A Supreme Court ruling expected by June’s end could give farmers the OK to plant Roundup Ready alfalfa ahead of the environmental impact study being performed by the U.S. Department of Agriculture.

Conversely, a ruling favoring the farmers who brought the original lawsuit could permanently force the government to increase its scrutiny level of genetically engineered crops. If so, the Supreme Court will have sided with judges in lower districts who concluded that cross pollination by migrating bees and pollen drift is a possible danger.

“If Monsanto was to succeed in the release of this perennial plant in this world, they would laugh their way into the history books,” said Pat Trask, a South Dakota seed farmer and plaintiff in the original lawsuit against Roundup Ready alfalfa.

Cross pollination

Trask, interviewed after the court hearing, accused Monsanto of eliminating other hay varieties via cross pollination by bees. Organic seed farmers and exporters of seeds to foreign countries weary of genetically engineered crops contend that cross pollination with Roundup Ready alfalfa will be their undoing.

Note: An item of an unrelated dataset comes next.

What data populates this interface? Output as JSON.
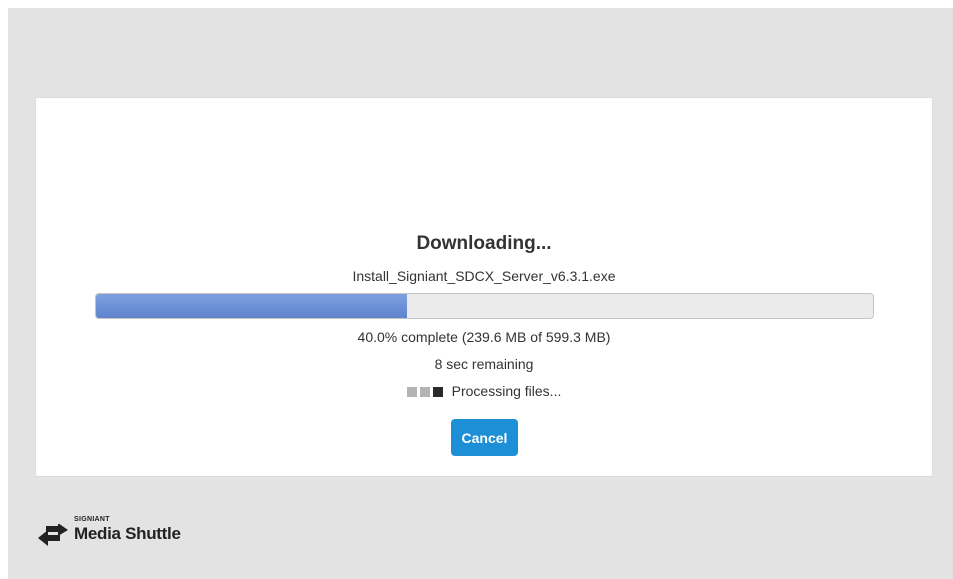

Proponents of Roundup Ready alfalfa like John Wold of Laurel say that kind of cross pollination is unlikely. On Wold’s hayseed farm, pollination is done by tiny leafcutter bees that rarely leave the field in which they work. Larger honey bees do travel, but because of their size, they aren’t good hay pollinators, Wold said. To pollinate alfalfa the bees have to release a little pistillode on the male part of the plant. When triggered, that pistillode springs so quickly that it gives larger bees a punch they don’t appreciate. Smaller bees are nimble enough to dodge the punch.

Wold was hoping Roundup Ready alfalfa would be OK to plant this fall. Before its ban, the hay was a hit with dairy farmers shopping for weed-free hay.

The Supreme Court lobbed tough questions about the irreparable harm of Roundup Ready alfalfa. Chief Justice John Roberts questioned whether a small percent risk of cross pollination could be considered an irreparable danger. Maybe the percentage should be closer to 50 to be considered irreparable, according to news reports.

Attorney Lawrence Robbins, who argued the case for Trask and other plaintiffs, asked if the court would apply a 50 percent danger threshold to a factory polluting the New York water supply.

“This isn’t contamination of New York City’s water supply ... This is not the end of the world, it really isn’t,” interrupted Justices Antonin Scalia. “The most it does is affect the farmers who want to cater to the European markets.”

The irreparable environmental harm is the threshold, not economic harm. Monsanto, in a statement released before the hearing, said the case was about farmers being able to rely on USDA biotech crop approvals. The USDA approved Roundup Ready alfalfa for planting and 5,500 farmers were raising the crop, some for a couple years, before organic farmers and others sued to stop the planting. Monsanto argued that the lower court’s decision should have been based only on scientific evidence, but wasn’t.

“I would definitely like to have Justice Scalia and the other ones contemplate the analogy of losing conventional alfalfa,” Trask said. “It’s not the end of the world, but it makes a big hole in it.”

The plaintiffs noted that in the public comment period for USDA’s environmental study, more than 145,000 people have commented in opposition to Roundup Ready alfalfa. Those commentors include the Billings-based Western Organization of Resource Councils and Montana organic farmers concerned about cross pollination.

Conventional farmers and organizations like the American Sugar Beet Growers Association, facing its own legal challenges to Roundup Ready sugar beets, commented in Monsanto’s favor.